Said Amy Hagstrom Miller, Founder, President and CEO of Whole Woman’s Health:
“With this ruling today, the justice system and our elected politicians put a road full of unnecessary hurdles in front of every woman in Texas who has decided to end her pregnancy. For scores of Texas women, the repercussions of this ruling will be devastating. Ending a pregnancy could mean travelling hundreds of miles and overcoming needless hurdles such as additional costs, childcare, time off, and immigration checkpoints. This is simply unacceptable. Whole Woman’s Health will fight this fight and take our case all the way to the Supreme Court in order to get justice for all Texans.”
Today’s decision comes eight months after the Fifth Circuit allowed the ASC requirement to immediately take effect by staying a lower court’s injunction of the law. It had previously allowed the admitting-privileges requirement to take effect. For 12 days, all but seven reproductive health care facilities in the state were prevented from offering safe and legal abortion services—until October 14, 2014, when the United State Supreme Court responded to an emergency application by Texas health care providers and reinstated the injunction, allowing many of the previously closed clinics to reopen their doors.
This is the Center for Reproductive Rights’ second challenge to Texas’ House Bill 2 (HB2), a sweeping package of anti-choice legislation that was passed in 2013. The first suit—filed in September 2013—challenged the law’s unconstitutional admitting privileges requirement statewide and the law’s outdated restrictions on medication abortion. These provisions were ultimately upheld by an appellate court panel and refused a rehearing by the entire Fifth Circuit Court of Appeals.

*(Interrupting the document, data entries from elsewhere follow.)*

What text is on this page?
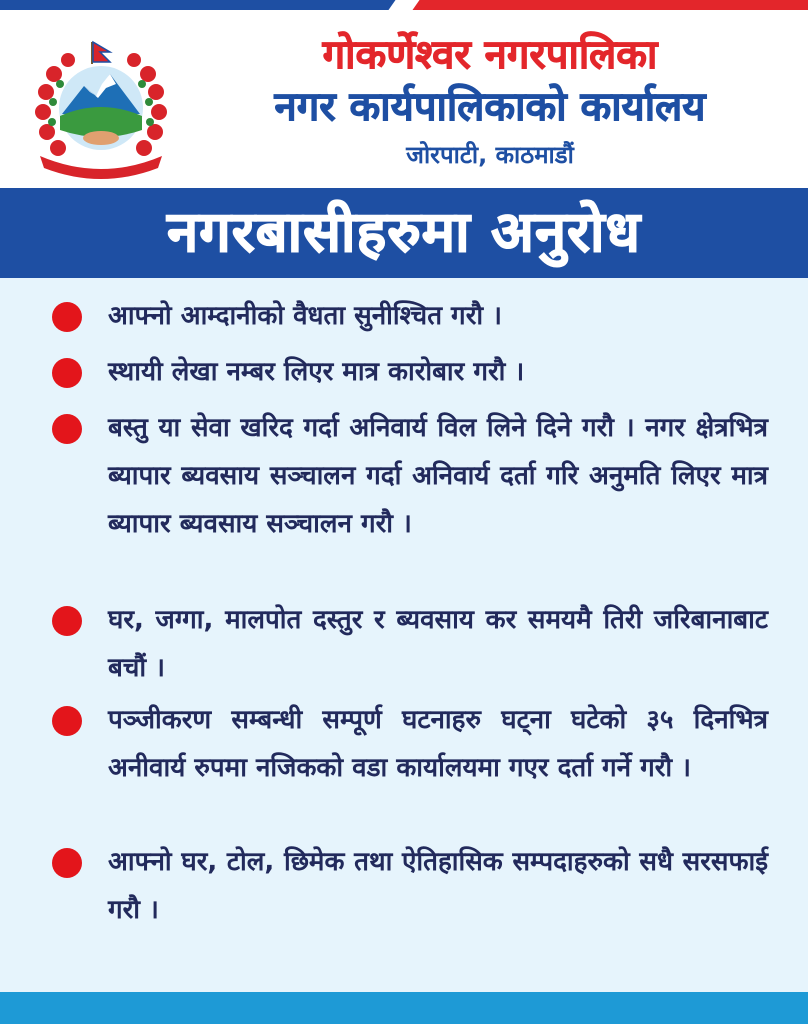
गोकर्णेश्वर नगरपालिका
नगर कार्यपालिकाको कार्यालय
जोरपाटी, काठमाडौं
नगरबासीहरुमा अनुरोध
आफ्नो आम्दानीको वैधता सुनीश्चित गरौ ।
स्थायी लेखा नम्बर लिएर मात्र कारोबार गरौ ।
बस्तु या सेवा खरिद गर्दा अनिवार्य विल लिने दिने गरौ । नगर क्षेत्रभित्र ब्यापार ब्यवसाय सञ्चालन गर्दा अनिवार्य दर्ता गरि अनुमति लिएर मात्र ब्यापार ब्यवसाय सञ्चालन गरौ ।
घर, जग्गा, मालपोत दस्तुर र ब्यवसाय कर समयमै तिरी जरिबानाबाट बचौं ।
पञ्जीकरण सम्बन्धी सम्पूर्ण घटनाहरु घट्ना घटेको ३५ दिनभित्र अनीवार्य रुपमा नजिकको वडा कार्यालयमा गएर दर्ता गर्ने गरौ ।
आफ्नो घर, टोल, छिमेक तथा ऐतिहासिक सम्पदाहरुको सधै सरसफाई गरौ ।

Major medical groups oppose the types of restrictions found in Texas’ clinic shutdown law. The American Medical Association (AMA) and the American College of Obstetricians and Gynecologists (ACOG) recently submitted a joint amicus brief opposing the law, stating that “H.B. 2 does not serve the health of women in Texas but instead jeopardizes women’s health by restricting access to abortion providers.” Medical experts confirm that legal abortion care in the U.S. is extremely safe, with less than 1 percent of patients requiring care in an emergency room.
The clinics and physicians in this challenge are represented by Stephanie Toti and David Brown of the Center for Reproductive Rights, a team of attorneys from the law firm Morrison & Foerster led by J. Alexander Lawrence, and Austin attorneys Jan Soifer and Patrick O’Connell of the law firm O’Connell & Soifer
Harmful and unconstitutional restrictions like these further underscore the need for the federal Women's Health Protection Act (S. 217/HR. 448)—a bill that would prohibit states like Texas from imposing unconstitutional restrictions on reproductive health care providers that apply to no similar medical care, interfere with women’s personal decision making, and block access to safe and legal abortion services. Elected officials in Austin and Houston have called for the repeal of HB2 and the passage of the Women’s Health Protection Act.
The Center for Reproductive Rights uses the law to advance reproductive freedom as a fundamental human right that all governments are legally obligated to protect, respect, and fulfill.